# 70% of Income Rule is Flawed



## moneymusing (Apr 3, 2009)

http://www.marketwatch.com/story/advice-on-retirees-income-needs-is-flawed-2009-10-29

I'm not sure if I would be entirely comfortable with the idea of saving less for retirement but I do agree with the idea that everyone has their own retirement number.


----------



## leslie (May 25, 2009)

YOu don't need any 'study' to see this metric is garbage. Even the discussion at the link promptly ignored the '70% of income' and replaced it with '70% of spending'.

Obviously what you spend in your last year B4 retirement must be the starting point for determining what you will spend the next year. I.e. plus recreation expenses and less job expenses. 

But what you EARN B4 retirement probably has NO relationship to what you SPEND those years. You are in heavy-duty savings mode those last years.


----------



## OhGreatGuru (May 24, 2009)

Yes, it is flawed, mainly because of the variability of the expenditure side. If you are still paying rent, or paying a 40-year mortgage, 65-70% is not a bad rule of thumb. But most homeowners aim to retire mortgage-free, with their kids no longer financially dependent on them. If they manage this, then they don't need 70% to maintain the same life style.

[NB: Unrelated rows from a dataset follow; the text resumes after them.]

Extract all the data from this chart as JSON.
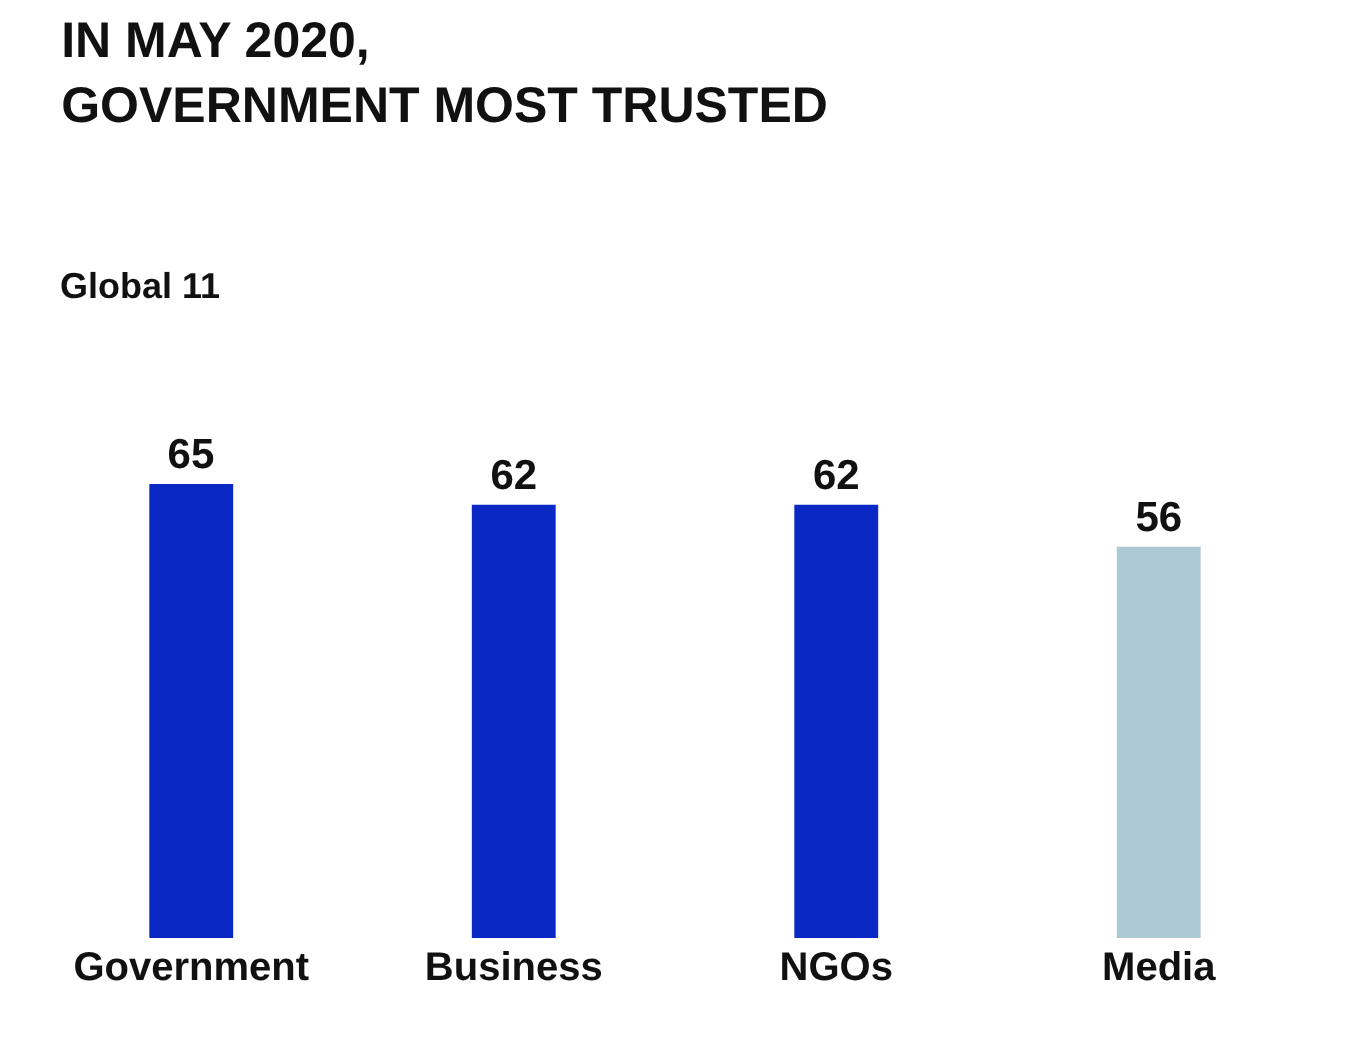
{
  "chart_data": {
    "type": "bar",
    "title": "IN MAY 2020,\nGOVERNMENT MOST TRUSTED",
    "subtitle": "Global 11",
    "categories": [
      "Government",
      "Business",
      "NGOs",
      "Media"
    ],
    "values": [
      65,
      62,
      62,
      56
    ],
    "colors": [
      "#0a28c4",
      "#0a28c4",
      "#0a28c4",
      "#aec9d6"
    ],
    "data_labels": true
  }
}
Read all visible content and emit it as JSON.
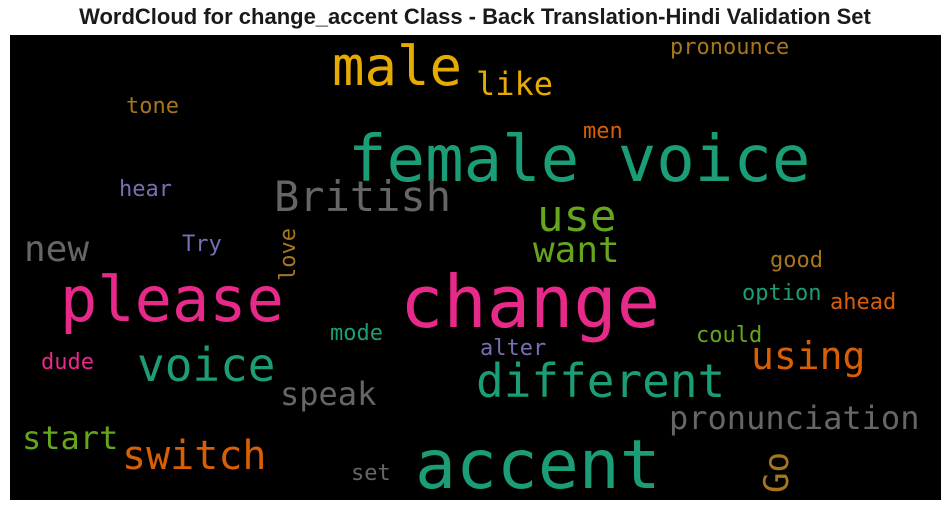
{
  "chart_data": {
    "type": "wordcloud",
    "title": "WordCloud for change_accent Class - Back Translation-Hindi Validation Set",
    "background": "#000000",
    "words": [
      {
        "text": "female voice",
        "color": "#1b9e77"
      },
      {
        "text": "change",
        "color": "#e7298a"
      },
      {
        "text": "accent",
        "color": "#1b9e77"
      },
      {
        "text": "please",
        "color": "#e7298a"
      },
      {
        "text": "male",
        "color": "#e6ab02"
      },
      {
        "text": "different",
        "color": "#1b9e77"
      },
      {
        "text": "voice",
        "color": "#1b9e77"
      },
      {
        "text": "British",
        "color": "#666666"
      },
      {
        "text": "use",
        "color": "#66a61e"
      },
      {
        "text": "switch",
        "color": "#d95f02"
      },
      {
        "text": "pronunciation",
        "color": "#666666"
      },
      {
        "text": "want",
        "color": "#66a61e"
      },
      {
        "text": "using",
        "color": "#d95f02"
      },
      {
        "text": "new",
        "color": "#666666"
      },
      {
        "text": "start",
        "color": "#66a61e"
      },
      {
        "text": "speak",
        "color": "#666666"
      },
      {
        "text": "like",
        "color": "#e6ab02"
      },
      {
        "text": "Go",
        "color": "#a6761d"
      },
      {
        "text": "pronounce",
        "color": "#a6761d"
      },
      {
        "text": "tone",
        "color": "#a6761d"
      },
      {
        "text": "men",
        "color": "#d95f02"
      },
      {
        "text": "hear",
        "color": "#7570b3"
      },
      {
        "text": "Try",
        "color": "#7570b3"
      },
      {
        "text": "love",
        "color": "#a6761d"
      },
      {
        "text": "good",
        "color": "#a6761d"
      },
      {
        "text": "option",
        "color": "#1b9e77"
      },
      {
        "text": "ahead",
        "color": "#d95f02"
      },
      {
        "text": "mode",
        "color": "#1b9e77"
      },
      {
        "text": "could",
        "color": "#66a61e"
      },
      {
        "text": "alter",
        "color": "#7570b3"
      },
      {
        "text": "dude",
        "color": "#e7298a"
      },
      {
        "text": "set",
        "color": "#666666"
      }
    ]
  }
}
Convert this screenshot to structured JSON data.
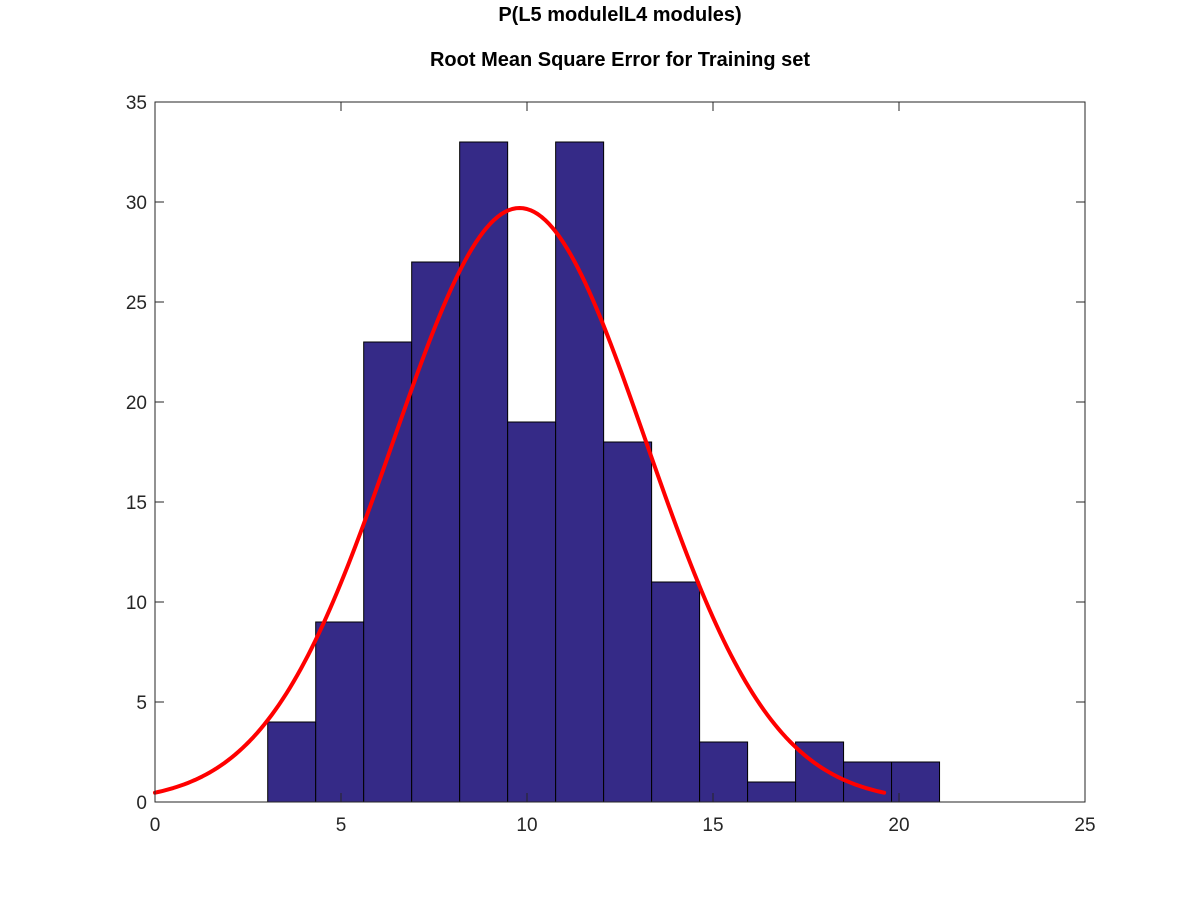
{
  "chart_data": {
    "type": "bar",
    "title": "P(L5 modulelL4 modules)",
    "subtitle": "Root Mean Square Error for Training set",
    "xlabel": "",
    "ylabel": "",
    "xlim": [
      0,
      25
    ],
    "ylim": [
      0,
      35
    ],
    "x_ticks": [
      0,
      5,
      10,
      15,
      20,
      25
    ],
    "y_ticks": [
      0,
      5,
      10,
      15,
      20,
      25,
      30,
      35
    ],
    "bins": [
      {
        "x0": 3.03,
        "x1": 4.32,
        "count": 4
      },
      {
        "x0": 4.32,
        "x1": 5.61,
        "count": 9
      },
      {
        "x0": 5.61,
        "x1": 6.9,
        "count": 23
      },
      {
        "x0": 6.9,
        "x1": 8.19,
        "count": 27
      },
      {
        "x0": 8.19,
        "x1": 9.48,
        "count": 33
      },
      {
        "x0": 9.48,
        "x1": 10.77,
        "count": 19
      },
      {
        "x0": 10.77,
        "x1": 12.06,
        "count": 33
      },
      {
        "x0": 12.06,
        "x1": 13.35,
        "count": 18
      },
      {
        "x0": 13.35,
        "x1": 14.64,
        "count": 11
      },
      {
        "x0": 14.64,
        "x1": 15.93,
        "count": 3
      },
      {
        "x0": 15.93,
        "x1": 17.22,
        "count": 1
      },
      {
        "x0": 17.22,
        "x1": 18.51,
        "count": 3
      },
      {
        "x0": 18.51,
        "x1": 19.8,
        "count": 2
      },
      {
        "x0": 19.8,
        "x1": 21.09,
        "count": 2
      }
    ],
    "fit_curve": {
      "type": "normal",
      "peak": 29.7,
      "mean": 9.8,
      "sd": 3.4,
      "x_range": [
        0,
        19.6
      ]
    },
    "grid": false,
    "colors": {
      "bar_fill": "#352a87",
      "bar_edge": "#000000",
      "curve": "#ff0000",
      "axes": "#262626"
    }
  }
}
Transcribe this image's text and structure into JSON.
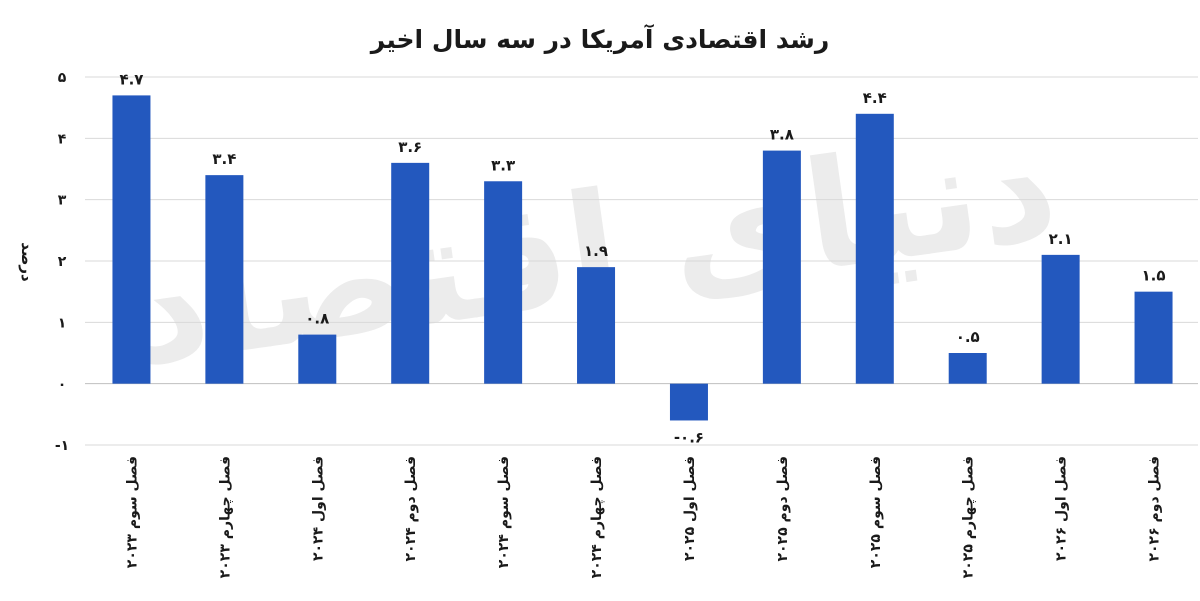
{
  "chart_data": {
    "type": "bar",
    "title": "رشد اقتصادی آمریکا در سه سال اخیر",
    "ylabel": "درصد",
    "ylim": [
      -1,
      5
    ],
    "yticks": [
      -1,
      0,
      1,
      2,
      3,
      4,
      5
    ],
    "ytick_labels": [
      "-۱",
      "۰",
      "۱",
      "۲",
      "۳",
      "۴",
      "۵"
    ],
    "grid": true,
    "bar_color": "#2358be",
    "categories": [
      "فصل سوم ۲۰۲۳",
      "فصل چهارم ۲۰۲۳",
      "فصل اول ۲۰۲۴",
      "فصل دوم ۲۰۲۴",
      "فصل سوم ۲۰۲۴",
      "فصل چهارم ۲۰۲۴",
      "فصل اول ۲۰۲۵",
      "فصل دوم ۲۰۲۵",
      "فصل سوم ۲۰۲۵",
      "فصل چهارم ۲۰۲۵",
      "فصل اول ۲۰۲۶",
      "فصل دوم ۲۰۲۶"
    ],
    "values": [
      4.7,
      3.4,
      0.8,
      3.6,
      3.3,
      1.9,
      -0.6,
      3.8,
      4.4,
      0.5,
      2.1,
      1.5
    ],
    "value_labels": [
      "۴.۷",
      "۳.۴",
      "۰.۸",
      "۳.۶",
      "۳.۳",
      "۱.۹",
      "-۰.۶",
      "۳.۸",
      "۴.۴",
      "۰.۵",
      "۲.۱",
      "۱.۵"
    ],
    "watermark": "دنیای اقتصاد"
  }
}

It might be more accurate to say that the 70% rule is based on a statistically average wage earner, with statistically average living costs. The principle is that after retirement you no longer have to pay:
CPP, Pension or RRSP Contributions; EI; Union Dues; or other work-related deductions and costs. These, together with lowering your taxes, mean that a 70% gross pension income will net about the same net take-home pay.


----------



## osc (Oct 17, 2009)

My retirement planning came to the conclusion that I will need about 35% of after-tax income (if I'll be mortgage free). I rounded that to 40%. 
The percentage obviously depends on the absolute value of current income. I think that 70% is accurate for current average after-tax income of Canadian families (which I think is around $75k).


----------



## Saniokca (Sep 5, 2009)

moneymusing said:


> http://www.marketwatch.com/story/advice-on-retirees-income-needs-is-flawed-2009-10-29
> 
> I'm not sure if I would be entirely comfortable with the idea of saving less for retirement but I do agree with the idea that everyone has their own retirement number.


Technically it is garbage. However, for people who don't care to learn about retirement (clearly if you are on this forum you are not one of them) this is a nice number to strive for. The rules of thumb are NOT a bad idea. They are created for general public who will never bother looking into these issues. 

Example (not a great one so don't slaughter me) - Rule of thumb: eat vegetables. Now someone who doesn't know too much about nutrition will try to follow this. People who do care to investigate will tell you that lettuce is not THAT awesome for you while cabbage is. But does following at least this rule make the life of general public better? I think so.


----------